これらの中国史の有名人たちの人名を中国人に言っても、ほぼ通じません。
たとえ発音を正しく言ったとしてもです。
昔の中国には「姓」と「名」以外に「字(あざな)」というものがありました。
子供の頃は姓と名しかないのですが、成人する時に新たに「字」を与えられ、その後はその人のことを「姓+字」で呼ぶのが一般的です。
成人になった後は「名」を呼ぶのは、本人および目上の人のみだったそうです。
また、芸術家については自ら「号(ごう)」というものを付ける例があります。
歴史上の有名人を呼ぶ時に、まず「姓」を呼ぶことは日中共通ですが、その後に名・字・号のうちのどれを付けたものが一般的かが、なぜか日中で違うことが多いようです。
まず、項羽ですが、姓が項、名が籍、字が羽です。
中国では彼を「姓+名」で項籍と呼ぶのが普通で、項羽では通じません。
先ほど、「成人後は姓+字で呼ぶのが一般的」と書きましたが、それはあくまで同時代に生きる人達の話で、後世の人々が歴史上の人物を呼ぶ際には、その人物ごとに姓、名、字のうちのどれで呼ぶかが歴史的経緯の中で定まるようです。
次に、劉備玄徳ですが、姓が劉、名が備、字は玄徳です。
中国では彼を「姓+名」で劉備と呼ぶか、「姓+字」で劉玄徳と呼ぶかのいずれかで、日本の「姓+名+玄徳」という呼ぶ方は奇異に感じられるそうです。
孫文は、姓が孫、名が文なのですが、後年、自ら「中山」という号を名乗りました。
中国では彼を「姓+号」で孫中山と呼ぶのが普通です。
中国には至るところに、「中山市」とか「中山公園」とか「中山路」というような名前が付いた場所があるのですが、それらは彼を記念して付けられたネーミングです。

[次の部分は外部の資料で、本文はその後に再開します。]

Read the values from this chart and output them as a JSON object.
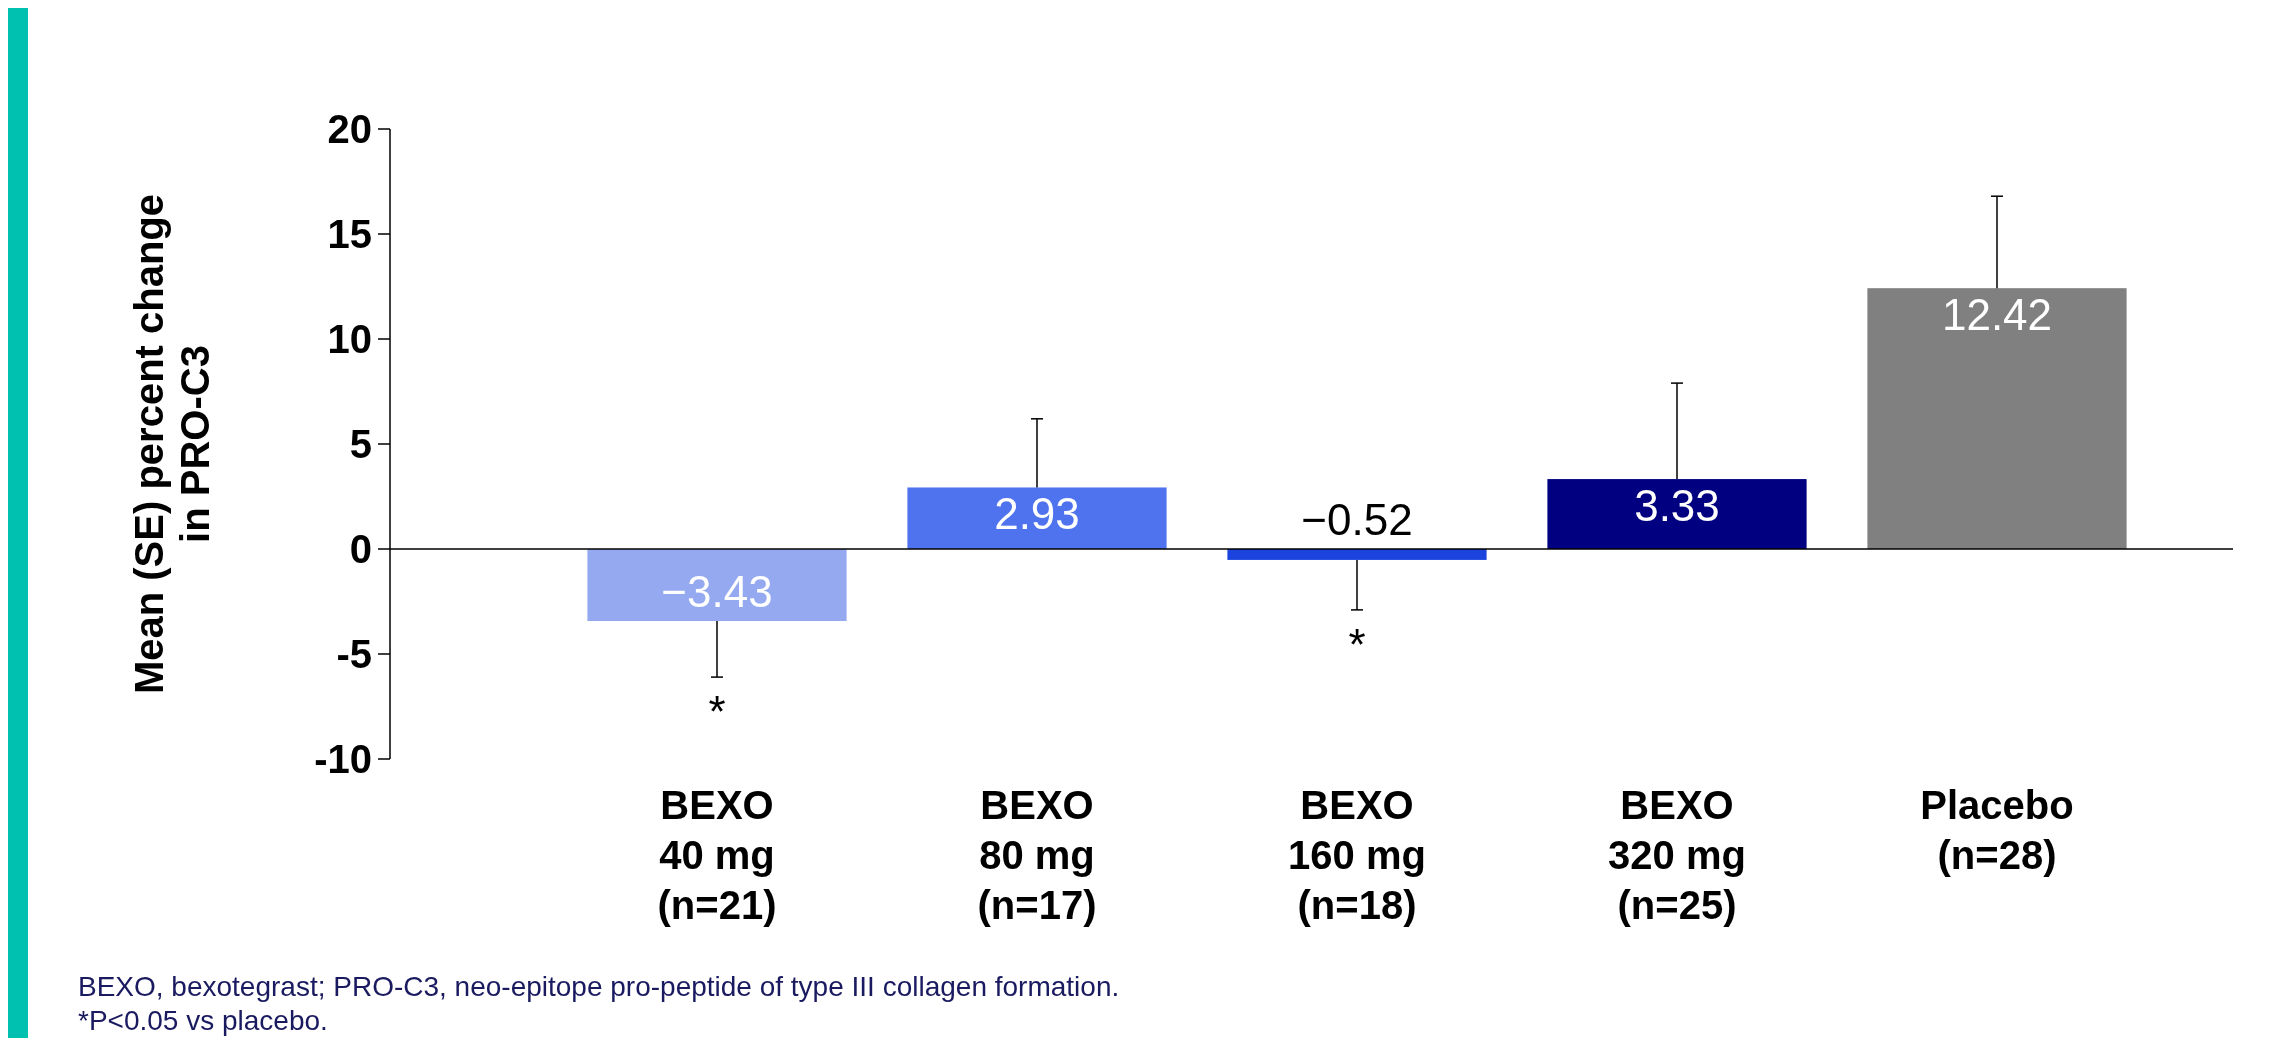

「中山」の中国での読み方は「ジョンシャン」ですが、孫文は元々、日本人の「なかやま」という姓から自らの号を採用したのです。
彼が日本に留学していた時に、近所に中山孝麿という華族が住んでいて、その家の「中山」という表札を見てカッコいいなと思ったのが、その動機だそうです。
孫文の愛弟子でありながら、後に漢奸の汚名を着せられてしまう汪兆銘も、師に倣ったのかどうか知りませんが、「精衛」という号を名乗った関係で、中国では汪精衛と呼ばれるのが普通です。
あと、蒋介石は日本でも中国でも蒋介石と呼ばれていますが、「介石」は字であり、名は「中正」です。
なぜか台湾でのみ、彼は「姓+名」で蒋中正と呼ばれているそうです。
そんなわけで、中国人と仲良くなろうと思って、中国の歴史上の人物の名前の読み方を一生懸命マスターしても、日本で呼ばれている名前をそのまま中国語読みにしただけでは通じないことがあるので気を付けましょう。
尚、字や号の習慣は現在では廃れており、毛沢東、?小平、習近平といった現代の人達は、中国でも日本と同じ呼び方がされています。